Develops and leads threat intelligence briefings, threat evaluation studies and work closely with stakeholders to enable the implementation of strategic recommendations.
Leads discoveries or determines new attacker techniques and perform threat hunting within the environment to detect or discover malicious activity.
Provides care and feeding of security platforms operated by Security: IDS/IPS, SIEM, AV, etc. This includes updating IDS/IPS and SIEM systems with new signatures, tuning their signature sets to keep event volume at acceptable levels, minimizing false positives, and maintaining up/down health status of sensors and data feeds. CSOC members involved in this service must have a keen awareness of the monitoring needs so that the CSOC may keep pace with constantly evolving threats. This capability may involve a significant ad hoc scripting to move data around and to integrate tools and data feeds.
Responsible for maintaining configuration items and executing functions on the vulnerability scanning management platform, which includes but not limited to vulnerability scanning in support of CIS benchmarks, security controls testing, and proactive vulnerability detection.
Responsible for composing essential documentation (procedures, scanning reports, remediation reports, etc.), providing analysis and metrics on vulnerabilities, and driving remediation of vulnerabilities throughout the organization.
Provides Guidance and development for Incident response processes, which includes ensuring readiness of the CyberSecurity Incident Response Team (CSIRT), development and support of incident response training exercising. Provide Incident handling and analysis (forensics) response when required as part of the CSIRT.
Provides Project support where required to ensure operational requirements are defined and transitioned successful in continuous security monitoring.

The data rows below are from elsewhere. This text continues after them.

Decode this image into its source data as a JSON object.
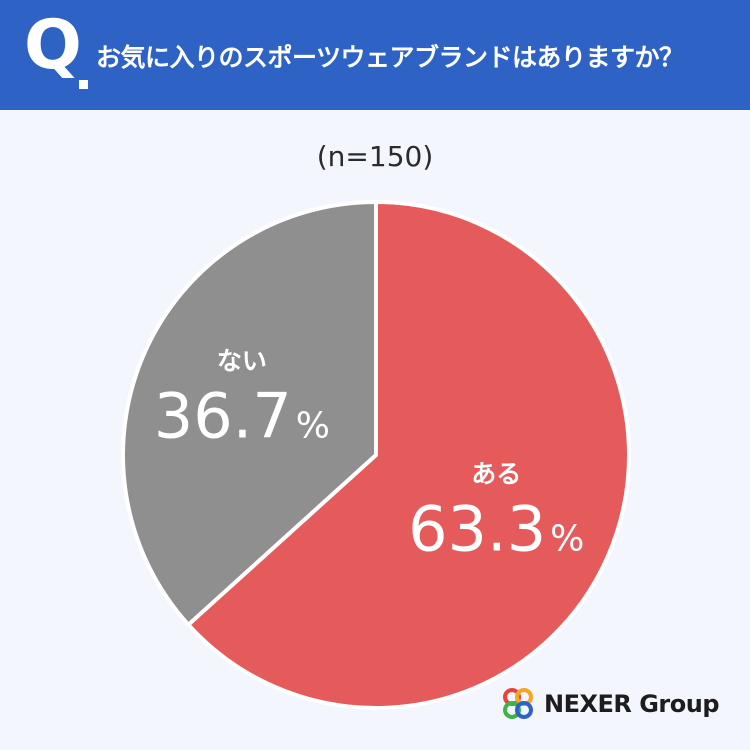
{
  "header": {
    "q_label": "Q",
    "question": "お気に入りのスポーツウェアブランドはありますか？",
    "bg_color": "#2f62c5"
  },
  "sample_size": "(n=150)",
  "chart_data": {
    "type": "pie",
    "title": "お気に入りのスポーツウェアブランドはありますか？",
    "slices": [
      {
        "label": "ある",
        "value": 63.3,
        "display": "63.3",
        "unit": "%",
        "color": "#e55b5b"
      },
      {
        "label": "ない",
        "value": 36.7,
        "display": "36.7",
        "unit": "%",
        "color": "#8f8f8f"
      }
    ],
    "start": "12 o'clock",
    "direction": "clockwise"
  },
  "logo": {
    "text": "NEXER Group",
    "ring_colors": [
      "#e8423b",
      "#f5a623",
      "#3bb54a",
      "#2f62c5"
    ]
  }
}
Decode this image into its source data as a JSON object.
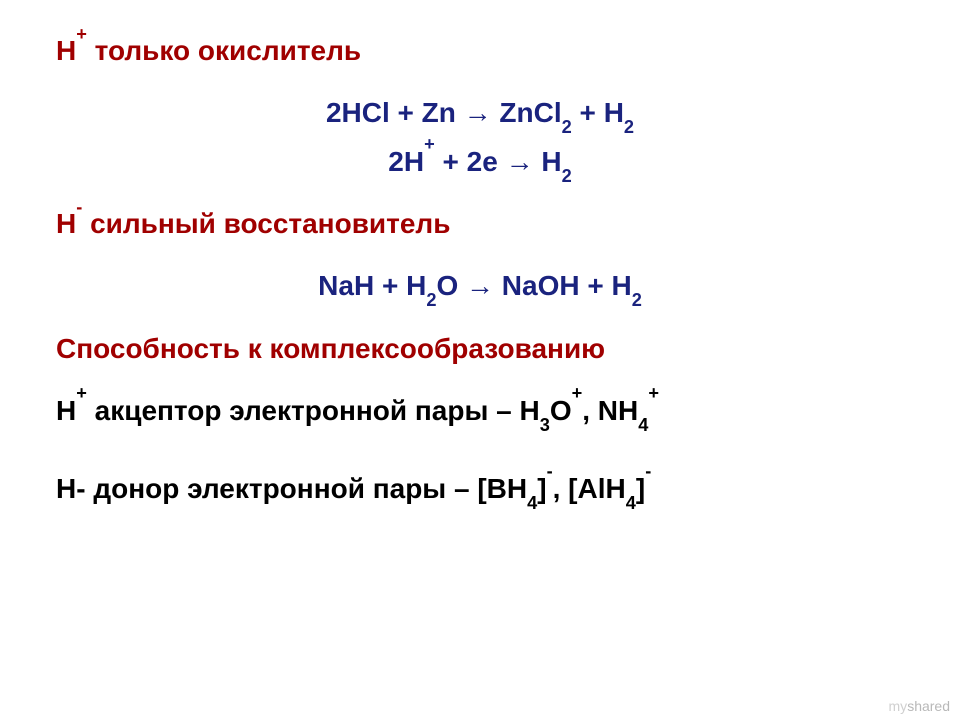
{
  "colors": {
    "red": "#a00000",
    "navy": "#1a237e",
    "black": "#000000",
    "background": "#ffffff",
    "watermark_light": "#d0d0d0",
    "watermark_dark": "#b8b8b8"
  },
  "typography": {
    "font_family": "Arial",
    "font_size_pt": 21,
    "font_weight": "bold"
  },
  "heading1": {
    "pre": "H",
    "sup": "+",
    "post": " только окислитель"
  },
  "eq1": {
    "lhs": "2HCl + Zn ",
    "arrow": "→",
    "rhs_a": " ZnCl",
    "rhs_a_sub": "2",
    "rhs_b": "  + H",
    "rhs_b_sub": "2"
  },
  "eq2": {
    "a": "2H",
    "a_sup": "+",
    "b": "  + 2e ",
    "arrow": "→",
    "c": " H",
    "c_sub": "2"
  },
  "heading2": {
    "pre": "H",
    "sup": "-",
    "post": " сильный восстановитель"
  },
  "eq3": {
    "a": "NaH + H",
    "a_sub": "2",
    "b": "O ",
    "arrow": "→",
    "c": " NaOH + H",
    "c_sub": "2"
  },
  "heading3": "Способность к комплексообразованию",
  "line_acceptor": {
    "a": "H",
    "a_sup": "+",
    "b": " акцептор электронной пары – H",
    "b_sub": "3",
    "c": "O",
    "c_sup": "+",
    "d": ", NH",
    "d_sub": "4",
    "d_sup": "+"
  },
  "line_donor": {
    "a": "H- донор электронной пары – [BH",
    "a_sub": "4",
    "b": "]",
    "b_sup": "-",
    "c": ", [AlH",
    "c_sub": "4",
    "d": "]",
    "d_sup": "-"
  },
  "watermark": {
    "my": "my",
    "shared": "shared"
  }
}
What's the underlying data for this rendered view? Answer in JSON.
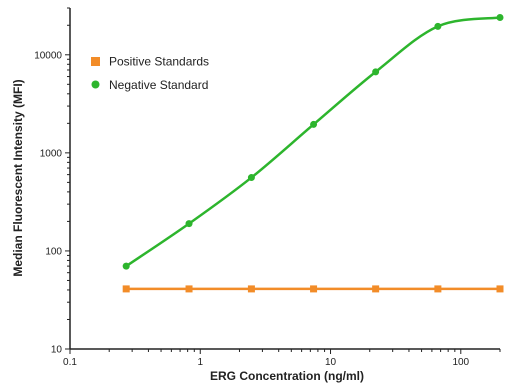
{
  "chart_data": {
    "type": "line",
    "title": "",
    "xlabel": "ERG Concentration (ng/ml)",
    "ylabel": "Median Fluorescent Intensity (MFI)",
    "xscale": "log",
    "yscale": "log",
    "xlim": [
      0.1,
      200
    ],
    "ylim": [
      10,
      30000
    ],
    "x_ticks": [
      0.1,
      1,
      10,
      100
    ],
    "x_tick_labels": [
      "0.1",
      "1",
      "10",
      "100"
    ],
    "y_ticks": [
      10,
      100,
      1000,
      10000
    ],
    "y_tick_labels": [
      "10",
      "100",
      "1000",
      "10000"
    ],
    "grid": false,
    "legend_position": "top-left",
    "series": [
      {
        "name": "Positive Standards",
        "color": "#f28c28",
        "marker": "square",
        "x": [
          0.27,
          0.82,
          2.47,
          7.41,
          22.2,
          66.7,
          200
        ],
        "y": [
          41,
          41,
          41,
          41,
          41,
          41,
          41
        ]
      },
      {
        "name": "Negative Standard",
        "color": "#2db52d",
        "marker": "circle",
        "x": [
          0.27,
          0.82,
          2.47,
          7.41,
          22.2,
          66.7,
          200
        ],
        "y": [
          70,
          190,
          560,
          1950,
          6700,
          19500,
          24000
        ]
      }
    ]
  }
}
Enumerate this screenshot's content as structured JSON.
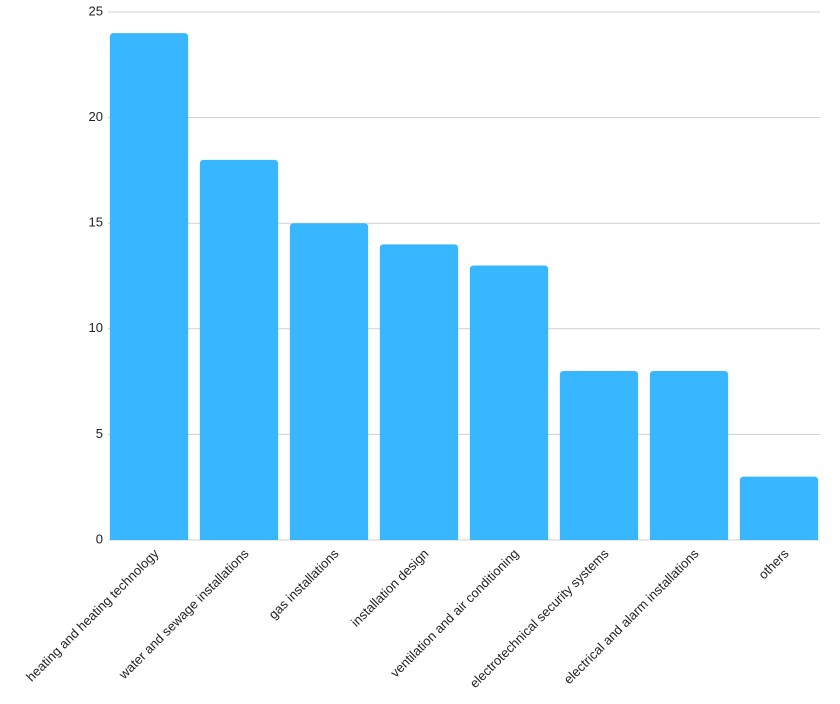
{
  "chart_data": {
    "type": "bar",
    "categories": [
      "heating and heating technology",
      "water and sewage installations",
      "gas installations",
      "installation design",
      "ventilation and air conditioning",
      "electrotechnical security systems",
      "electrical and alarm installations",
      "others"
    ],
    "values": [
      24,
      18,
      15,
      14,
      13,
      8,
      8,
      3
    ],
    "color": "#38b6ff",
    "ylim": [
      0,
      25
    ],
    "yticks": [
      0,
      5,
      10,
      15,
      20,
      25
    ],
    "grid": true
  }
}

At least 7 years of experience in progressively responsible information technology and/or IT security positions is required, along with an in-depth understanding of information security best practices, and expertise with related technologies and tools.
Experience working with various network technologies, operating systems, databases, cloud environments (AWS, Azure) and coding standards.
Knowledge of various security methodologies and processes, and technical security solutions (firewall, intrusion detection systems, and Security Information and Event Management (SIEM) platforms).
Working knowledge of network communications and routing protocols (e.g. TCP, UDP, ICMP, BGP, MPLS, etc.) and common internet applications and standards (e.g. SMTP, DNS, DHCP, SQL, HTTP, HTTPS, etc.)
Experience working with various event logging systems and be proficient with security event log analysis. Previous experience with Security Information and Event Monitoring (SIEM) platforms that perform log collection, analysis, correlation, and alerting is also desired.
Experience administering various operating systems (e.g. Windows, OS X, Linux, etc.) commonly deployed in enterprise networks. A conceptual understanding of Windows Active Directory is also desired.
Experience in analyzing net flow data and packet capture (PCAP).
Ability to multi-task, prioritize, and manage time effectively.
Strong attention to detail.
Excellent interpersonal skills and professional demeanor.
Excellent verbal and written communication skills.
Excellent customer service skills.
The NYISO takes pride in recruiting, developing and retaining highly talented individuals. In addition to competitive salaries, we offer a comprehensive benefits package and innovative reward programs.
The NYISO is an Equal Opportunity Employer and as such, does not discriminate in its hiring or employment practices.